Second, you're wrong about the "spirit" of the 4th amendment being about the government not searching through your stuff. It's about not violating the sanctity of your home or person to do so. That's a very key distinction. Even in 1802, the government could, pursuant to a court order or even just consent, search through "your stuff" that you had left for safekeeping at a friend's house.




I have no issue with information being accessible under the right legal framework. Court orders, warrants, sure, go nuts. But the whole idea behind that framework is "you have to actually have a valid reason for getting this data", as opposed to "you can look at whatever you want and make up your mind about why you want it after the fact".

I think where this is sticking for me is the whole "consent" issue. I have a very difficult time believing that all the accused companies have voluntarily consented - without coercion - to NSA taps. If that's the case, then welp, all bets are off. I don't think that's the case, though - if it has happened, it is almost certainly under some sort of coercion, at which point it's very difficult to argue that this data is being given with free consent, and we're back to it effectively being seized via "consent" given under duress (which any court would strike down as not being consent at all!)

Regarding the language itself, the 4th says you have the right to be secure in your papers (personal data!) and effects (personal property) against search and seizure, not just the sanctity of your home and person. I would like to know how that is reconciled with modern legal interpretations - that seems like a big gaping hole to be filled.

Maybe I'm just naive and want to believe that things are better than they are. Maybe Google et al have just rolled over and happily handed over data. I really have a hard time believing that's the case. In either case, though, we have allegations of our government conducting wide-scale spying on its own citizens, by means of the seizure of those citizens' supposedly-private communications. Given a country that is supposed to uphold the values of liberty and individual freedom, that is extraordinarily distressing.


> I think where this is sticking for me is the whole "consent" issue. I have a very difficult time believing that all the accused companies have voluntarily consented - without coercion - to NSA taps.

Duress is not coextensive with coercion. Consent can be valid even if it involves leverage (e.g. no government contracts for you unless you consent).

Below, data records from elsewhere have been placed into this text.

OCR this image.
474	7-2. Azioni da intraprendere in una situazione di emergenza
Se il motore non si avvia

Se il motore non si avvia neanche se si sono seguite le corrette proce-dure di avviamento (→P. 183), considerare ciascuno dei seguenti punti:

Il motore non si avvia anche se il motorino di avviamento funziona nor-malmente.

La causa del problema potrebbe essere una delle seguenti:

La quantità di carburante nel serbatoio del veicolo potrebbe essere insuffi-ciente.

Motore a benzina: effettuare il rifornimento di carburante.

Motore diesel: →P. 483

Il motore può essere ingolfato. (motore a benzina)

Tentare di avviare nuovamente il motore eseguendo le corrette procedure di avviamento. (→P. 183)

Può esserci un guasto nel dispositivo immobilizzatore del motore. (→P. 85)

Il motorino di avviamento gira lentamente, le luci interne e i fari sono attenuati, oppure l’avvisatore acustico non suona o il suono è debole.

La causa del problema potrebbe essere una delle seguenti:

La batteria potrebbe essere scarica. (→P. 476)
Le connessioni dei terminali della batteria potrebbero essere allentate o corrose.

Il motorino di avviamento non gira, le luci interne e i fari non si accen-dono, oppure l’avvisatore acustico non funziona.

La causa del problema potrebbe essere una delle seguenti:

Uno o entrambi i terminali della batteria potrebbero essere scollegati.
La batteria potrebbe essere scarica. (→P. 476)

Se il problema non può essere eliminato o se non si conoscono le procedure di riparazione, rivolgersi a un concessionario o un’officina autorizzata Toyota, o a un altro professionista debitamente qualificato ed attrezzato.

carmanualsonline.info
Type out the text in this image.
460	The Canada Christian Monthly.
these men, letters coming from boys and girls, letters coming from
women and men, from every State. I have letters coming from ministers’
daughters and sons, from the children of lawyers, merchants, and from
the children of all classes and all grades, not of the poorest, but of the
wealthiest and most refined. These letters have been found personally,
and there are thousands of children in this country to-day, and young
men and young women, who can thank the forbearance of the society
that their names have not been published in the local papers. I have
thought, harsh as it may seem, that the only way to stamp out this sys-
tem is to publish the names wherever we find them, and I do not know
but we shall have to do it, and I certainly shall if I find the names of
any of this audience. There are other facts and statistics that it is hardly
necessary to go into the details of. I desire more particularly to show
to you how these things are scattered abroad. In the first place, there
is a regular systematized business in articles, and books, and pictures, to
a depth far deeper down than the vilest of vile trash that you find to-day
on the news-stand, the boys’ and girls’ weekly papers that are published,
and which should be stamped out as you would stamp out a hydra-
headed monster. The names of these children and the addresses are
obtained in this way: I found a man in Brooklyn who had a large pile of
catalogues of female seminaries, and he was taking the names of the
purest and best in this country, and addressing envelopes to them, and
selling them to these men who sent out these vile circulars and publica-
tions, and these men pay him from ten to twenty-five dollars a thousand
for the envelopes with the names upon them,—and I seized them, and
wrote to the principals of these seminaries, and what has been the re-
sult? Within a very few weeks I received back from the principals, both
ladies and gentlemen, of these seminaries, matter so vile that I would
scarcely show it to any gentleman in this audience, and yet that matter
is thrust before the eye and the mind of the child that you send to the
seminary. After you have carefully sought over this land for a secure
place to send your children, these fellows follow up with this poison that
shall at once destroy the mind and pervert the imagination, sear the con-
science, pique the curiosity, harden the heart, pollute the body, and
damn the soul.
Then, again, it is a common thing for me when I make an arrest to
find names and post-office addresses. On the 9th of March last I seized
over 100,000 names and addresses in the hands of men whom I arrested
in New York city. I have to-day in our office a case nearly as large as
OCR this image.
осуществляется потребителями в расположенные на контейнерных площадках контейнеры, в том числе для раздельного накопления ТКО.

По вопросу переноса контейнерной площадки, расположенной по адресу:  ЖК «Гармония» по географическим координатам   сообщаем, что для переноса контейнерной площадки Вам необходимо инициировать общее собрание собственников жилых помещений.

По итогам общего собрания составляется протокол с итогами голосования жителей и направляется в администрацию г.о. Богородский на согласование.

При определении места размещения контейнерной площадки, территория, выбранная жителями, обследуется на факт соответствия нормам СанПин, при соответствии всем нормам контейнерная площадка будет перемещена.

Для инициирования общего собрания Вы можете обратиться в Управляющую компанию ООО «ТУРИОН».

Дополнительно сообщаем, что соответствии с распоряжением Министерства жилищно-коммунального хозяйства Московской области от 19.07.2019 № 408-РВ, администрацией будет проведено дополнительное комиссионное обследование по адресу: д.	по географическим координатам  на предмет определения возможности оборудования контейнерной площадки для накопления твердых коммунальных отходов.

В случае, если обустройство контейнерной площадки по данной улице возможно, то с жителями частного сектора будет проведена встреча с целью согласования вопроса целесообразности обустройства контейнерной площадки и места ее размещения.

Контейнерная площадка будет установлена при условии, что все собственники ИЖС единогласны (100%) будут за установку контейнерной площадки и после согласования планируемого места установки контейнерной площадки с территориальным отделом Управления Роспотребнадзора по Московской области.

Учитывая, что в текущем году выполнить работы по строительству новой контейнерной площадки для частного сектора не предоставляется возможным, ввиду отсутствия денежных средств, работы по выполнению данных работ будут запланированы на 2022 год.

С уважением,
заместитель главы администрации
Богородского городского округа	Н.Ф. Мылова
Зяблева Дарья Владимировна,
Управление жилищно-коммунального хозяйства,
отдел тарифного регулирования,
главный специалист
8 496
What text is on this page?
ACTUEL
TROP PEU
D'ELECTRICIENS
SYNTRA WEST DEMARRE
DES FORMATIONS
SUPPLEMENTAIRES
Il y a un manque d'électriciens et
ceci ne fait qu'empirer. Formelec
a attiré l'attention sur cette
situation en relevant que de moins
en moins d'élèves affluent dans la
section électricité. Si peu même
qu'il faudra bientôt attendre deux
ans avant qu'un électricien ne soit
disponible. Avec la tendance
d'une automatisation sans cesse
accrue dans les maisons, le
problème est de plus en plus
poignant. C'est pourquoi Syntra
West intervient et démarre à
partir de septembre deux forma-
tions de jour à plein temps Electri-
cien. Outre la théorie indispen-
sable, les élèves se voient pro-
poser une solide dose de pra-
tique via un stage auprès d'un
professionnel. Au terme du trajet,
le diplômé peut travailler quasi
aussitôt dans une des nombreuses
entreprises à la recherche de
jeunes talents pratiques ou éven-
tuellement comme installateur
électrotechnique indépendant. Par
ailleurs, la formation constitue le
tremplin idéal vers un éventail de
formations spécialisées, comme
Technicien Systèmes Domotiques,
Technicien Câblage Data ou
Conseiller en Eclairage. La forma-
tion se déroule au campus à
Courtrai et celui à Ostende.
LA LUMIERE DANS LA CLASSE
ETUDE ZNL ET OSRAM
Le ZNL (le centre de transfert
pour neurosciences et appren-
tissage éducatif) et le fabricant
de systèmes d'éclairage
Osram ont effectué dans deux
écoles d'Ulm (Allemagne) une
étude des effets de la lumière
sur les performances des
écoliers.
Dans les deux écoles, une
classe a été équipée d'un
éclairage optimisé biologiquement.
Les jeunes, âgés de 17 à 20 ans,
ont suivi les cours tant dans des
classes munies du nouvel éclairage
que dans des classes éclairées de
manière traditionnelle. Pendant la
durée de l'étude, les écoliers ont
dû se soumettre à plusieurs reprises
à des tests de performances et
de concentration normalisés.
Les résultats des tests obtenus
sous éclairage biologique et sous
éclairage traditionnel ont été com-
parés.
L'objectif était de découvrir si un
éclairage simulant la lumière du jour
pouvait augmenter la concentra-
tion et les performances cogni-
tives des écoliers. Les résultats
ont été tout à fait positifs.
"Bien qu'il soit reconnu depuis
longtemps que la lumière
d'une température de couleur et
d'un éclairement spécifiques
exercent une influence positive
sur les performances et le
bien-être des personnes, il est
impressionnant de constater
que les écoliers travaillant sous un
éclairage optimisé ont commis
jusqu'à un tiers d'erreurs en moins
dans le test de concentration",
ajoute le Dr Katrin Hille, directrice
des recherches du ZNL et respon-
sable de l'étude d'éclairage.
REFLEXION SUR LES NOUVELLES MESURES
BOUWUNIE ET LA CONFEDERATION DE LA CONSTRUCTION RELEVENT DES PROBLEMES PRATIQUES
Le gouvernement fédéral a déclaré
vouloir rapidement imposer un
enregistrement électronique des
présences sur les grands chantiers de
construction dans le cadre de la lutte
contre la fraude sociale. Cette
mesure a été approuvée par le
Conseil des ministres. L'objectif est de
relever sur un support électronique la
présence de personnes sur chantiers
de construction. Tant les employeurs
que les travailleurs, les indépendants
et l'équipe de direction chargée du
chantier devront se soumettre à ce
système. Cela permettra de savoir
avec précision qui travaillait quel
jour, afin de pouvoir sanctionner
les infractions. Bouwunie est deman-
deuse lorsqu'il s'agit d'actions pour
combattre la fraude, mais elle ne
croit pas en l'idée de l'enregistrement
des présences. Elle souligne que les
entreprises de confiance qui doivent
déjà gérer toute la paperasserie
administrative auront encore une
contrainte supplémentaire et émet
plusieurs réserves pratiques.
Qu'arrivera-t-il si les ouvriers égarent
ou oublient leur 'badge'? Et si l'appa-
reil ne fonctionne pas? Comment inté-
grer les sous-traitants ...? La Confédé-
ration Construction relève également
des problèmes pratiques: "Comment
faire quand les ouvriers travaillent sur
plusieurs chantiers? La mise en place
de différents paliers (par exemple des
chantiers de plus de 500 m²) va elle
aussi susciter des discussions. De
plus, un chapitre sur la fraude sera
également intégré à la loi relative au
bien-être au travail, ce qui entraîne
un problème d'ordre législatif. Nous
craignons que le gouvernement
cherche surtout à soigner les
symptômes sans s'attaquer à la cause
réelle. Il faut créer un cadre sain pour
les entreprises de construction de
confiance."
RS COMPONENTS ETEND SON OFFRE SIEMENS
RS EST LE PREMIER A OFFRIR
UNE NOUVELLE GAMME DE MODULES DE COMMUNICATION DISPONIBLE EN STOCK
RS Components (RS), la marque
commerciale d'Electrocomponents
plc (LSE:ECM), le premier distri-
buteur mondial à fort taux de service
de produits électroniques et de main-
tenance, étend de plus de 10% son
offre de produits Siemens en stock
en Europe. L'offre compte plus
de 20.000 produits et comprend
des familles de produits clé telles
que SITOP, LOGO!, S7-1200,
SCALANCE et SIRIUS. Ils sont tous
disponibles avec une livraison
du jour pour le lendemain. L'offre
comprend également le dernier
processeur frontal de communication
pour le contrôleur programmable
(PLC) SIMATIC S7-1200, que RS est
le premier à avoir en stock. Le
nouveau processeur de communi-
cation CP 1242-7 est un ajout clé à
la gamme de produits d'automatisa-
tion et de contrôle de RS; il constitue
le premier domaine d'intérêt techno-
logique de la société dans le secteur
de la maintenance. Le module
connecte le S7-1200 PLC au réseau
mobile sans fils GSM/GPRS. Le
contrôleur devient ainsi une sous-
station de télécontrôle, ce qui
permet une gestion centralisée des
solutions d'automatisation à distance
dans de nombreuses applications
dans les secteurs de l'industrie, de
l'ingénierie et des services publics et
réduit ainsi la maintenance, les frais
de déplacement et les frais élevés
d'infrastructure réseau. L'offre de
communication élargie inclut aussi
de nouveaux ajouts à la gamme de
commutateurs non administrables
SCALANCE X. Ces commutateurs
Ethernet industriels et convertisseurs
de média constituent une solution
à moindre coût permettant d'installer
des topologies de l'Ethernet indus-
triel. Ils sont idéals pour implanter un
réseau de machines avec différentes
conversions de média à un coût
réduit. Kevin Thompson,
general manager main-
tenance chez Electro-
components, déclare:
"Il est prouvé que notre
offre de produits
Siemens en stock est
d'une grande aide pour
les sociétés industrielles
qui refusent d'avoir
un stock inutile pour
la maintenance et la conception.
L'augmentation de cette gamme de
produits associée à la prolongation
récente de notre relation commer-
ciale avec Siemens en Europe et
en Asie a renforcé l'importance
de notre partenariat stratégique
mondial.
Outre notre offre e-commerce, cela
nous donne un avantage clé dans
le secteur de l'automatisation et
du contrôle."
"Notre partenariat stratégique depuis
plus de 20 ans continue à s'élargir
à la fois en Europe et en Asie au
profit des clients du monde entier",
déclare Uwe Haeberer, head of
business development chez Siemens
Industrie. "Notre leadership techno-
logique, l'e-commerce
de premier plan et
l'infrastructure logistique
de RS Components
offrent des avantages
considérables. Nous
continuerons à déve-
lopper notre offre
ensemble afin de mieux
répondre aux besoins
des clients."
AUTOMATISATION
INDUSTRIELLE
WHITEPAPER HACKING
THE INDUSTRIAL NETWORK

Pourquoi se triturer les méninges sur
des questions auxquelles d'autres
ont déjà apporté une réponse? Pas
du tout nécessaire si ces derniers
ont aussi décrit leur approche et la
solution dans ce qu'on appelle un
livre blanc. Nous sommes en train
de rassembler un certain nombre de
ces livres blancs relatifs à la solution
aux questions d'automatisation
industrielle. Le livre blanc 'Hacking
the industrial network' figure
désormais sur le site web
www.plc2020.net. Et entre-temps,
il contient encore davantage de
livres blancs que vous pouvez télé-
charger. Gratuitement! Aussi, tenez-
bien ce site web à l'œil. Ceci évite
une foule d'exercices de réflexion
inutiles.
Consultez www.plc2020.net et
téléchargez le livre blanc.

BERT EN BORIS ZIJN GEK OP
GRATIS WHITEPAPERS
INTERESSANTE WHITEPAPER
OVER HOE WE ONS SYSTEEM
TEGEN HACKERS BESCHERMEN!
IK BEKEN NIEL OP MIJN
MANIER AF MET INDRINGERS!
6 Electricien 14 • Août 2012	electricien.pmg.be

> Regarding the language itself, the 4th says you have the right to be secure in your papers (personal data!) and effects (personal property) against search and seizure, not just the sanctity of your home and person.

4th amendment interpretation does make the logical analog between "papers" and "files" or "data." But information that you've given over to others (e.g. files stored in your Drop Box) or information that was not even generated by you (e.g. server logs, call data records) is not your "personal data" whether it's ink on papyrus or bits.

What's tripping you up is the illusion of "network transparency." You might think of your gdrive as the same as your hard drive, but of course it's not. The difference between the two is nothing less than keeping information about your finances in your desk (where the 4th amendment protects it), and keeping that information in your accountant's office (where the 4th amendment does not protect it).